Pocos lugares tendrán tan bellos atractivos como la apacible ribera de San Cristóbal, oculta al sur de la ciudad, tras las huertas de San José, en donde tienen su nido, —entre el agua que sube mansamente por la playa rompiendo sus olas en espumas blancas contra los sillares carcomidos del castillo, y la llanura bañada de sol y sembrada de chumberas, —innumerables familias de pescadores, cuya vida, sencilla, de originales costumbres, no es lo menos que atrae en aquel apacible retiro.
El camino de San Cristóbal deja muy pronto atrás a la ciudad que va desapareciendo entre las palmas y platanales de la vega de San José para surgir de nuevo pintorescamente sobre aquella masa verdosa que forman los platanales y las palmeras entrelazando sus largas hojas. El camino avanza paralelo al mar entre cercados de maizales cuyos paredones ostentan piedras ennegrecidas y mohosas, con inscripciones ininteligibles, y en su base restos de bancos de piedra, entre cañones antiquísimos allí enterrados á guisa de cuñas, descansos que sin duda fueron de antiguos señores mayorazgos, y frailes oidores, en sus paseos por aquel retiro que invita á la silenciosa contemplación de la Naturaleza en calma.

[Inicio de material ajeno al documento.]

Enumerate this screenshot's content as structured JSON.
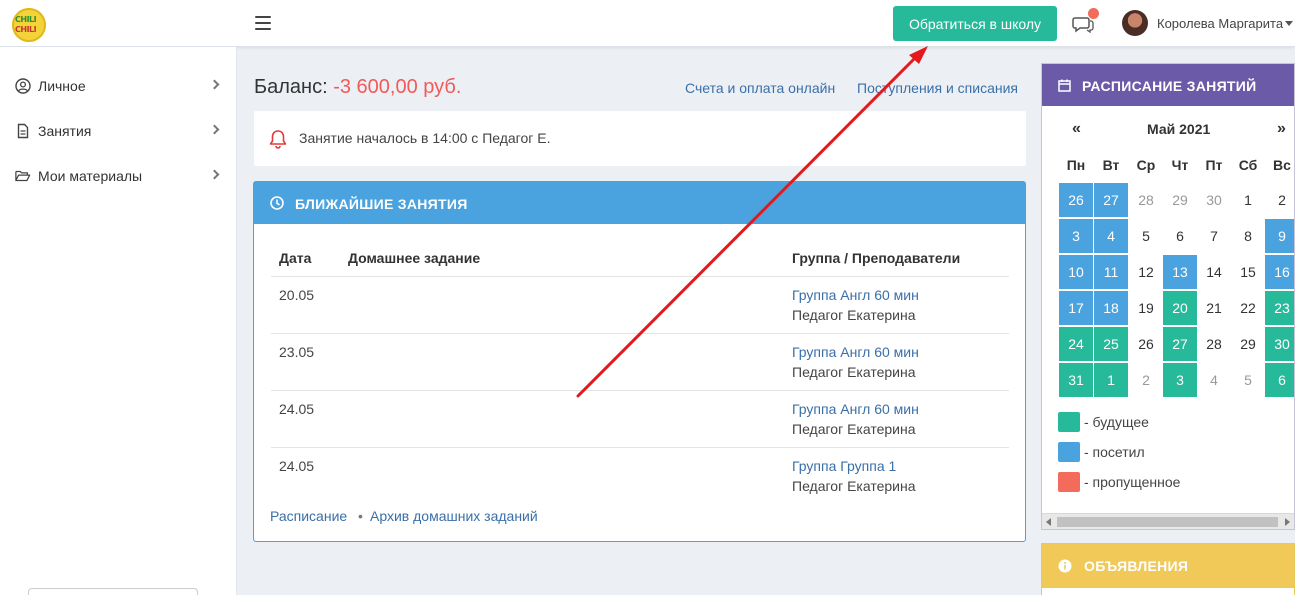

Hay viejos cañones al pie de los tapiales de las huertas, que tienen sus leyendas y su historia. Uno de ellos, condenado boca abajo á eterna inmovilidad, dicen que en un tiempo, haciendo retemblar los torreones de aquella playa silenciosa, vomitó rugiente, lluvia de fuego sobre un barco pirata hundiéndolo en el mar.

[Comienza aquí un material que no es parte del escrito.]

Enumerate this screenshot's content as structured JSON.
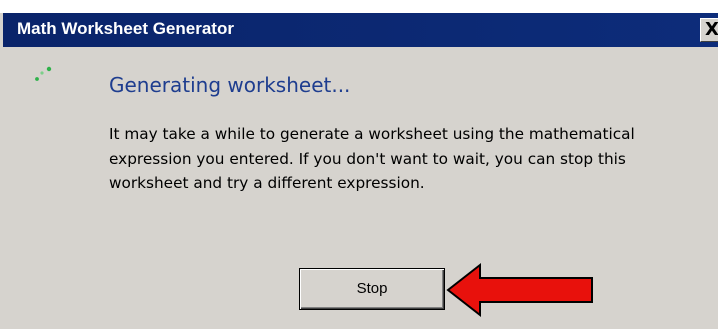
{
  "window": {
    "title": "Math Worksheet Generator",
    "close_label": "X"
  },
  "progress": {
    "heading": "Generating worksheet...",
    "message": "It may take a while to generate a worksheet using the mathematical expression you entered. If you don't want to wait, you can stop this worksheet and try a different expression.",
    "icon": "busy-spinner-icon"
  },
  "actions": {
    "stop_label": "Stop"
  },
  "annotation": {
    "icon": "red-arrow-icon",
    "color": "#e8110c"
  },
  "colors": {
    "titlebar": "#0a246a",
    "dialog_bg": "#d6d3ce",
    "heading": "#1e3d8f",
    "spinner": "#2fb24a"
  }
}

A la izquierda del camino vamos dejando los muros blancos del cementerio que baten las olas con murmullos de oración funeraria, por encima de los cuales se asoman las puntas de los cipreses y las cruces de mármol de los panteones, escondiéndose bien pronto, tras las verdes cabelleras de las palmas agrupadas en medio del platanal que corre entre paredones negros y corraladas playa adelante, hasta el castillo de San Cristóbal.

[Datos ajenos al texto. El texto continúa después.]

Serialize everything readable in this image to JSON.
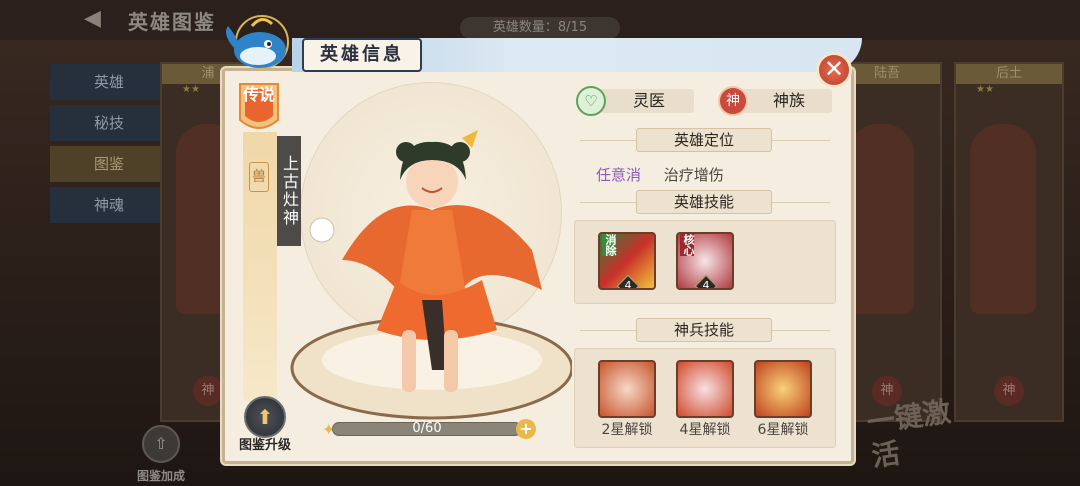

La llanada se presenta entonces á nuestros ojos bañada de sol. La playa de piedrecillas menudas por la que se arrastran las olas con un ruido incesante de risotadas sonoras, se ve cubierta de lanchas y botes de pesca que hunden sus quillas en un lecho de húmedas algas.
Las chumberas abren sus flores amarillas al borde de los salobres charcales donde desaparece el agua de la fuente del santo, entre junqueras resecas por el sol. La ciudad escóndese á lo lejos, tras la verde frondosidad de las huertas de San José. Por los riscos arriba, sube su caserío morisco, en piña, cuya blancura, herida por la luz, deslumbra, y las torres de la Catedral y de la Audiencia recortan sus contornos en el cielo sereno, suavemente azul, donde también dibujan sus hojas las palmeras que se agrupan en torno del cementerio que allá se pierde, entre heredades sembradas de norias y corraladas donde espiguean los maizales tiernos resguardados de las emanaciones salinas que el mar despide por macizos de chumberas y tarahales que corren la larga, entre los peñascales y las olas.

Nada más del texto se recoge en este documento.